Afinal, somos o que somos como povo
e como seres a partir de nós mesmos? Ou somos formatados e manipulados pelo
olhar do outro, o ‘estrangeiro’, que nos
induz a sermos ou nos percebemos
dessa ou daquela maneira e não de uma
outra? Até que ponto, ser brasileiro é mesmo ter as características macunaímicas
do herói sem caráter? Até que ponto
existe esse homem cordial tão citado em tratados sobre a identidade nacional e tão imperceptível nos noticiários cotidianos
que nos assombram com sua crueldade sem limites? Vivemos num paraíso tropical, rodeados de
flores exóticas, orquídeas e bromélias como nos mostram os relatos dos
navegadores que por essas terras circularam? Ou
num ambiente urbano degradado e hostil, ameaçados a cada passo pela crueldade e violência de uma sociedade
desestruturada, transformando-nos aos poucos sem nos darmos conta, em seres desumanizados,
perplexos e assustados, bizarros
personagens de Ionesco, transmutados em rinocerontes, lebres ou suínos?
Muitas questões são propostas por
essa série de pinturas de Lindote.

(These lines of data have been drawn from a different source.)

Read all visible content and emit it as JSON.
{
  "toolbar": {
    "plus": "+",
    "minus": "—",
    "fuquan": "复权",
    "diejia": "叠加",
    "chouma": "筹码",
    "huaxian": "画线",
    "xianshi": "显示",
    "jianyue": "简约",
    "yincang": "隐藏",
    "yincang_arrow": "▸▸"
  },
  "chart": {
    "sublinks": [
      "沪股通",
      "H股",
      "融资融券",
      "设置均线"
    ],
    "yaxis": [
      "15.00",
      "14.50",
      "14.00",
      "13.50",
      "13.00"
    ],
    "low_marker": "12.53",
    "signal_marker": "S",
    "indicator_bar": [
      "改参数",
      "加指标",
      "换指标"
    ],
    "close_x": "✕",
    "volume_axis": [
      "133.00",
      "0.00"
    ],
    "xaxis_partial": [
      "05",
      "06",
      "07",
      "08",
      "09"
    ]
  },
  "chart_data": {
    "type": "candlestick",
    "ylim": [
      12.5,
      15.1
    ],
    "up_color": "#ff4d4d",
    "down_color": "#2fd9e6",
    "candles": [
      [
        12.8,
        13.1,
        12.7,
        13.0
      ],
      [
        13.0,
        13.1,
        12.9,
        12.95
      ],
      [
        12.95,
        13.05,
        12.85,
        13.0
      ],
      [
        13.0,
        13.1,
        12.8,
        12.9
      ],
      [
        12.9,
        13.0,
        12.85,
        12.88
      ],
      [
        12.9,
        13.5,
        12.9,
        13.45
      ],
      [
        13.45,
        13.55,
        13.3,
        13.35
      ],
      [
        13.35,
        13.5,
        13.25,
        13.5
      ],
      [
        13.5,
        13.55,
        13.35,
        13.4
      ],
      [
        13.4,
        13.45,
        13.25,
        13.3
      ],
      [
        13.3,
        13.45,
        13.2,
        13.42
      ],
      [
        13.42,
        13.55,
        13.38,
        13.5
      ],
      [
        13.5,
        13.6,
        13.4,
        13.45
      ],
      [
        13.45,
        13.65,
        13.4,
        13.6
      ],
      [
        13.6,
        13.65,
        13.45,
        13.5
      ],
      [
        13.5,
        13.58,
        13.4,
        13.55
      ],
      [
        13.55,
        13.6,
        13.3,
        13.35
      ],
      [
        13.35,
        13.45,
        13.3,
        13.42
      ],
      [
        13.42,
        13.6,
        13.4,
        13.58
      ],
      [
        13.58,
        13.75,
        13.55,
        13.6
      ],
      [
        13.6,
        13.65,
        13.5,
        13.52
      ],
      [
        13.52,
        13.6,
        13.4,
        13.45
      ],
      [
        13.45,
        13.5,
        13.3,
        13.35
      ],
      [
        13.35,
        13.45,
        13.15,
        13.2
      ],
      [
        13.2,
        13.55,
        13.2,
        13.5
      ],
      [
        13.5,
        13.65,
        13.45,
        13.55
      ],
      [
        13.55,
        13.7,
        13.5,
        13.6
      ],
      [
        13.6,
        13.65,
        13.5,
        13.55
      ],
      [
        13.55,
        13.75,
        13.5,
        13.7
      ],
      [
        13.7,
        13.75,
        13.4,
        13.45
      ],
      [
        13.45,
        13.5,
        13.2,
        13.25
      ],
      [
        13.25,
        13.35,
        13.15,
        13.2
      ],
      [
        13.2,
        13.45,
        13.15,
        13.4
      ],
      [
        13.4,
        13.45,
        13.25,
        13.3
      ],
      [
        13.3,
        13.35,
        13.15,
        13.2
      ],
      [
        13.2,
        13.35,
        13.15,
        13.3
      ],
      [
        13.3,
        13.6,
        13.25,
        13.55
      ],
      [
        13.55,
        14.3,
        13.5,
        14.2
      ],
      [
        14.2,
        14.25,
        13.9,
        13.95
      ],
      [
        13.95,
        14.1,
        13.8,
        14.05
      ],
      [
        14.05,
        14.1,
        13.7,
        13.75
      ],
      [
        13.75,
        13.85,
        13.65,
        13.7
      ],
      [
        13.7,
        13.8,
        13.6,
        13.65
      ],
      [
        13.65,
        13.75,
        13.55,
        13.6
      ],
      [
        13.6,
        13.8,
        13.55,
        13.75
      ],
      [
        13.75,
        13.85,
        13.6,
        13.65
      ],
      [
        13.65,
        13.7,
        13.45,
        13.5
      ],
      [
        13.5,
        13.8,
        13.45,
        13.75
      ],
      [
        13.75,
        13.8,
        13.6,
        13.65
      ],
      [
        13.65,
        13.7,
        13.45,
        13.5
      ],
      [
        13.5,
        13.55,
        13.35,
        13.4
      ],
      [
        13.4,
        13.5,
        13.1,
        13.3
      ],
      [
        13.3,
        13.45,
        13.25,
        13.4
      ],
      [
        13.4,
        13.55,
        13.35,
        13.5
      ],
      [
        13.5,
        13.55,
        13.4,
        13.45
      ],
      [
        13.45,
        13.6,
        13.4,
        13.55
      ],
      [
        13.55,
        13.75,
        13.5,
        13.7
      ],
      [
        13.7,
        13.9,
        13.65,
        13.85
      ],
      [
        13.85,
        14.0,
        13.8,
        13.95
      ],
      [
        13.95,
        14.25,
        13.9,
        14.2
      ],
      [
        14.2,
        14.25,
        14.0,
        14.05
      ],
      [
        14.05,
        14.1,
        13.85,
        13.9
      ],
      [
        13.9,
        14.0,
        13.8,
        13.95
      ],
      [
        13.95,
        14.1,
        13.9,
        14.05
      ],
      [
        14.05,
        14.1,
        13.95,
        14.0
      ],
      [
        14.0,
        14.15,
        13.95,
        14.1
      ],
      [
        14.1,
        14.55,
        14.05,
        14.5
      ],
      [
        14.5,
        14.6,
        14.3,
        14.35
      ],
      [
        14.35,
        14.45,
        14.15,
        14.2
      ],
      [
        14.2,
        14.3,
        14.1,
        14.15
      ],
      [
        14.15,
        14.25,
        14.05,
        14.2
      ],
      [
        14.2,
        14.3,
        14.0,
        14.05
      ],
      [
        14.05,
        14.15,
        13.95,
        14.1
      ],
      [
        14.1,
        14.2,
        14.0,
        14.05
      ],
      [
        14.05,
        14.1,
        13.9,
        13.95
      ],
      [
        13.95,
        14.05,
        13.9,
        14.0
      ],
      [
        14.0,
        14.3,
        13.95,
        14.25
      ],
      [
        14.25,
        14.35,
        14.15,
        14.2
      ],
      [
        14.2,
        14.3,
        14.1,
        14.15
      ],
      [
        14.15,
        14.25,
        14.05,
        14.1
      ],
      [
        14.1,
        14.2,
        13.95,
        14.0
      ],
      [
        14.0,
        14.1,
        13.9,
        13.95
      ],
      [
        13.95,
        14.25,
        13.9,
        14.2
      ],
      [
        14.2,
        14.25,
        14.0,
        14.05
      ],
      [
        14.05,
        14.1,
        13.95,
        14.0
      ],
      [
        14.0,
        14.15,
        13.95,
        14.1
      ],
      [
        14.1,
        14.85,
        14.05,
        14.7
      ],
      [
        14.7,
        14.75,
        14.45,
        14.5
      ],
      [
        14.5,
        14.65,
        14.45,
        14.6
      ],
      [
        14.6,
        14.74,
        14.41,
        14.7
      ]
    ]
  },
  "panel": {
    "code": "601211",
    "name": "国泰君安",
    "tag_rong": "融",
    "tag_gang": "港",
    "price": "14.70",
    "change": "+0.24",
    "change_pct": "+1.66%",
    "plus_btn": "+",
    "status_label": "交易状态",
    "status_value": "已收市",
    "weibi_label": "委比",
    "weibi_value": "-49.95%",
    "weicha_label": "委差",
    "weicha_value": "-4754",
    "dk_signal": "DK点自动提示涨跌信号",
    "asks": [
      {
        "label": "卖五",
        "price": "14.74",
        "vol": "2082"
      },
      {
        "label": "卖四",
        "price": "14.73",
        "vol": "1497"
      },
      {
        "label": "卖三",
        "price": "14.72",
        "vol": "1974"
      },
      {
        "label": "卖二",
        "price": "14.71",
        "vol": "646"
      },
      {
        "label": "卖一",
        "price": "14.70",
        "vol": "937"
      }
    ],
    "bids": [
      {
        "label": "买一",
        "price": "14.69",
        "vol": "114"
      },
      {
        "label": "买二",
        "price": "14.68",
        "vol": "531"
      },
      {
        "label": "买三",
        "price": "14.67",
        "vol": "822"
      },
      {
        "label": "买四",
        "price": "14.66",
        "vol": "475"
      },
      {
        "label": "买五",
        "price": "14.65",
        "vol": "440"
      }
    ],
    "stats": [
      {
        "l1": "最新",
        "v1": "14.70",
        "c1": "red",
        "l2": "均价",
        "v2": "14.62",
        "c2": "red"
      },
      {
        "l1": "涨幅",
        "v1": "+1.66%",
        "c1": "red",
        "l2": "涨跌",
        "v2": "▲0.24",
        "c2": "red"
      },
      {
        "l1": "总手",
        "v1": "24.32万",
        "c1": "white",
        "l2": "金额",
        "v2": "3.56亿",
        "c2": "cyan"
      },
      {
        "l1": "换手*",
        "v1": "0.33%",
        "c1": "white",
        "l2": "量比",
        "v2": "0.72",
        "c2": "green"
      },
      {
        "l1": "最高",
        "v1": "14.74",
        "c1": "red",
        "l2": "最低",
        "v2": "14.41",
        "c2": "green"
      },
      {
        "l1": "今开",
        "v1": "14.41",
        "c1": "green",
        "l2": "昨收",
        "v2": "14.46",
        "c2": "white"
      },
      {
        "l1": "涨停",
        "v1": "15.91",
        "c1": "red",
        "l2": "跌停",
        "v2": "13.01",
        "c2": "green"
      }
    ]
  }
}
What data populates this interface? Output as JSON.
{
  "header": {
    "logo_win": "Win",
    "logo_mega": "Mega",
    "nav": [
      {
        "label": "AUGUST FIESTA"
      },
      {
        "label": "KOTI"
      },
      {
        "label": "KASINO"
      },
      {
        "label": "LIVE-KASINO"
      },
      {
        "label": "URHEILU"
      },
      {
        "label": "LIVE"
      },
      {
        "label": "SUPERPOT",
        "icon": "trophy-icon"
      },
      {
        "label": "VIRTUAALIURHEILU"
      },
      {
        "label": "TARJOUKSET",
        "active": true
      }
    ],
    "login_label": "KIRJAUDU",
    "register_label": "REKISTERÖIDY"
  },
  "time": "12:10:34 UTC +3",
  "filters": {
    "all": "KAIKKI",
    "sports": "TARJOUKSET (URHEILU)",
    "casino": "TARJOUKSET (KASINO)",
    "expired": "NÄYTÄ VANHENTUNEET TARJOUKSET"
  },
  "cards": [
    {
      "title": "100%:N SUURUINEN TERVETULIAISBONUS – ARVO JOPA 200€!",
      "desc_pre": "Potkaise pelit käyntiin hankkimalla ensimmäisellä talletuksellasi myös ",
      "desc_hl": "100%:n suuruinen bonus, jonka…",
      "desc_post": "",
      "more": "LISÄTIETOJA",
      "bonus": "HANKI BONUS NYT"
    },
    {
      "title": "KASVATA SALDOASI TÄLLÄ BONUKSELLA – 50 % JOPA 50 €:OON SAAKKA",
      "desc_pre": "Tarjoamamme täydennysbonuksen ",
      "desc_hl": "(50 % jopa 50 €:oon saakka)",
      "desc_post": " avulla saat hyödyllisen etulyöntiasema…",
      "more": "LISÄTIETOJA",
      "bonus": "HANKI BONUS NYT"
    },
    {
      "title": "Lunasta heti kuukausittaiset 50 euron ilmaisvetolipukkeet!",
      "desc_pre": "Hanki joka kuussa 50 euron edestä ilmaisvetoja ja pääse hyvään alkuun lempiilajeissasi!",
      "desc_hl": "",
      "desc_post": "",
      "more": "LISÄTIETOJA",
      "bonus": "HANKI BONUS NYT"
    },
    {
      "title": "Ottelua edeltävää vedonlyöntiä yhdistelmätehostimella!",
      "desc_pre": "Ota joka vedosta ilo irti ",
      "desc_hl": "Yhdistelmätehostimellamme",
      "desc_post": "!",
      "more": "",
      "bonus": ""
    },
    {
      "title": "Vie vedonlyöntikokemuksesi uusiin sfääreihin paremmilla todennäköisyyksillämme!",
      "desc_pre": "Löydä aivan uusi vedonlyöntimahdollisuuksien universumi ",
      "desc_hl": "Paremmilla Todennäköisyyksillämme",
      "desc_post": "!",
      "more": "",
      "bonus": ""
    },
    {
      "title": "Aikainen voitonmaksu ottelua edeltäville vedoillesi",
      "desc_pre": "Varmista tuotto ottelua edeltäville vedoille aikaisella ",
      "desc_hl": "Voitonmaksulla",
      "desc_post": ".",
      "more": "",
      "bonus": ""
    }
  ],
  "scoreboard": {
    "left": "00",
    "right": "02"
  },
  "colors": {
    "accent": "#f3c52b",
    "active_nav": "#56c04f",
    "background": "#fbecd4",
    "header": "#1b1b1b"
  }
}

Interpretá-las desta ou daquela
maneira não esgota evidentemente seus
significados.
Por sinal, uma das características mais admiráveis presente
em todas as suas fases , é o modo com
que articula suas propostas, fazendo com que vivenciá-las seja sempre mais importante que compreender de imediato seus desdobramentos e possibilidades.
Indo do minucioso ao monumental,
essas grandes telas com seu reflexos neo-expressionistas
de forte conteúdo emocional, mostram um
artista que soube apagar traços de sua própria identidade, para questionar
estereótipos utilizando apropriações e
recursos expressivos eficazes, capazes
de provocar debates sobre o significado de tais apropriações.
Significados que, sem dúvida, serão alterados na medida em
que se distanciar a própria perspectiva histórica em relação aos mesmos.